Tuesday, May 10, 2011

Hope springs eternal

Paul's friend had an interview at our company for a summer internship so I suggested that we all go out for lunch afterward. As we were talking, I brought up my colleague who jokingly asks me whether I've been trying to persuade my boss to take me to Cannes.

Just as I mentioned his name, he turns around and says hi. I was super red-face and spilled that I've been trying to locate valid excuses to accompany him to Cannes, but so far, I've come up short. Zip, zero, zilch.

He said I wasn't useless and might consider it next year. Which was, of course, his way of deflecting the awkwardness.

So back at the office, I had to organize a fancy dinner in Antibes and called the restaurant to make a reservation. As I was chatting away en francais (and flirting with the Maitre d', bien sur!), my boss passed by and did a double take, having never heard me speak French before.

His reaction got me thinking ...

Maybe I can make my case by telling him how many great places he's been missing out on simply because he doesn't speak la belle langue. "You don't have to be hanging by the boardwalk," I'd plead, "when you can take the road less traveled.

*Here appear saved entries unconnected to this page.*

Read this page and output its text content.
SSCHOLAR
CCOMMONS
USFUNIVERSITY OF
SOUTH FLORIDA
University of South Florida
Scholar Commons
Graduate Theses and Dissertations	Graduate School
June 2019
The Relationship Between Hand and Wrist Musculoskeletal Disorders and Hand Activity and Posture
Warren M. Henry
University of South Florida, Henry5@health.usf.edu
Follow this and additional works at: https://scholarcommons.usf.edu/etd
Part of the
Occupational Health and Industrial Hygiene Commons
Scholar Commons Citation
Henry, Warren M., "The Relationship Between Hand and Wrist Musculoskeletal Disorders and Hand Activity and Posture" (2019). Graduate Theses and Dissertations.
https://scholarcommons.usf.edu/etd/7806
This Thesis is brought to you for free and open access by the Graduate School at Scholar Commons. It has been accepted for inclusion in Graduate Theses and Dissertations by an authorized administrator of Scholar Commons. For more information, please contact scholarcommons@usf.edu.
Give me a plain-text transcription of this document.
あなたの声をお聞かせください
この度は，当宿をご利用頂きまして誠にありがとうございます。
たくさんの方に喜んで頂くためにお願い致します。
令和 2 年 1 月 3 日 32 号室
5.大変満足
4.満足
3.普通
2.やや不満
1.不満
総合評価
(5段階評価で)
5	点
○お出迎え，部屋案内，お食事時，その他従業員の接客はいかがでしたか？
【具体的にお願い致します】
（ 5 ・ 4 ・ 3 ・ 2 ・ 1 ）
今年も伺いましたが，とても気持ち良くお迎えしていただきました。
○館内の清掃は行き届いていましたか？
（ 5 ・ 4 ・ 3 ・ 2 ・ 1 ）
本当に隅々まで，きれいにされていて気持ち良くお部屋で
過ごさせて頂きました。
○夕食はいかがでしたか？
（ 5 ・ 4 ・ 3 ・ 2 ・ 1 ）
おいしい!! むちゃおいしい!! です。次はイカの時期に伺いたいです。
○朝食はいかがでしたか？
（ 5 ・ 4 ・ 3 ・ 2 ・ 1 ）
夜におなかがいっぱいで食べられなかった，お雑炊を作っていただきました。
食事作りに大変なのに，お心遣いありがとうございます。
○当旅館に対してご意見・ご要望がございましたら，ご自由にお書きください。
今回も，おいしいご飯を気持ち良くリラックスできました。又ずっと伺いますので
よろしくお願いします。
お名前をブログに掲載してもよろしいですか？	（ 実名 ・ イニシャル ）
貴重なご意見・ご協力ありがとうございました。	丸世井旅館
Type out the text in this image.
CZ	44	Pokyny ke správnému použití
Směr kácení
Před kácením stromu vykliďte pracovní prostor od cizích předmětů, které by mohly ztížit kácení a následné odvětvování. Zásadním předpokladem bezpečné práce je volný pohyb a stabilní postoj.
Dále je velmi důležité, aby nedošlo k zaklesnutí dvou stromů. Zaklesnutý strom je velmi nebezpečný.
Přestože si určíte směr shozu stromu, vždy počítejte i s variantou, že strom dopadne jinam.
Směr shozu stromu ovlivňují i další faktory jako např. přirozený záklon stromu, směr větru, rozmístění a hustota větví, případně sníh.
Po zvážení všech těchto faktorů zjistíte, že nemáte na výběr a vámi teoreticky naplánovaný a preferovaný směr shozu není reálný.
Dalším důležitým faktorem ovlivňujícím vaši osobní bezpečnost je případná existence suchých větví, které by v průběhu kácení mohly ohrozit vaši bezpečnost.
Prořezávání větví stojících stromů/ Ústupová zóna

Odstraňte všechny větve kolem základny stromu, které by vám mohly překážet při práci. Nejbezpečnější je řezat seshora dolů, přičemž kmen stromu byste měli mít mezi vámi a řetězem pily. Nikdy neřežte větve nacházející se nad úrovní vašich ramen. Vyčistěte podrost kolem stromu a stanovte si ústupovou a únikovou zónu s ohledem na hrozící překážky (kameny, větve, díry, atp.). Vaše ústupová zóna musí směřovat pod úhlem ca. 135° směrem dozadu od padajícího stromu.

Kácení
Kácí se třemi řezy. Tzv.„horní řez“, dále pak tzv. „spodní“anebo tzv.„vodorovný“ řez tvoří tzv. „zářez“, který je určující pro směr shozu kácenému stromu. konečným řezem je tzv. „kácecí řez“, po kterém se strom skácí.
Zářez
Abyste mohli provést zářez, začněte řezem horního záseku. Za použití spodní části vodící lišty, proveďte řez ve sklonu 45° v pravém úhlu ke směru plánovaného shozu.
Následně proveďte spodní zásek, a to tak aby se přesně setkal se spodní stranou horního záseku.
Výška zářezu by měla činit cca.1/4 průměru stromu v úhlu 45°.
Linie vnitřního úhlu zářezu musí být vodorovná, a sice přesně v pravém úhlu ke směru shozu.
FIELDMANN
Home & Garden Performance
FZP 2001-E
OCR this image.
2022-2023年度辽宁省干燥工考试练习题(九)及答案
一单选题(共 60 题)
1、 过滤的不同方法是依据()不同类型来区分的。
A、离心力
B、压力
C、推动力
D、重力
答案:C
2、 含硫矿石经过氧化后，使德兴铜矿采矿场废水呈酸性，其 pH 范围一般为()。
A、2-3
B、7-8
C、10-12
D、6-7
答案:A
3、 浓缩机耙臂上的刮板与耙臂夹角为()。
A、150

And a man of your stature ... well, excuse my brazenness, but the bragging rights alone would pay for themselves." Then again, he also has some of the best connections at the festival so he has no trouble gaining entry into glamorous yachts and studio parties ... all the while, I sit and watch my life flicker away across the ocean. But what do those smarmy publicists know about finding greasy chow mein and veggie dogs at 3AM Central European Time?! Um, winning!

Le sigh. All that potential ass-kissing just for some free movie passes and overpriced quiche? I'd still do it.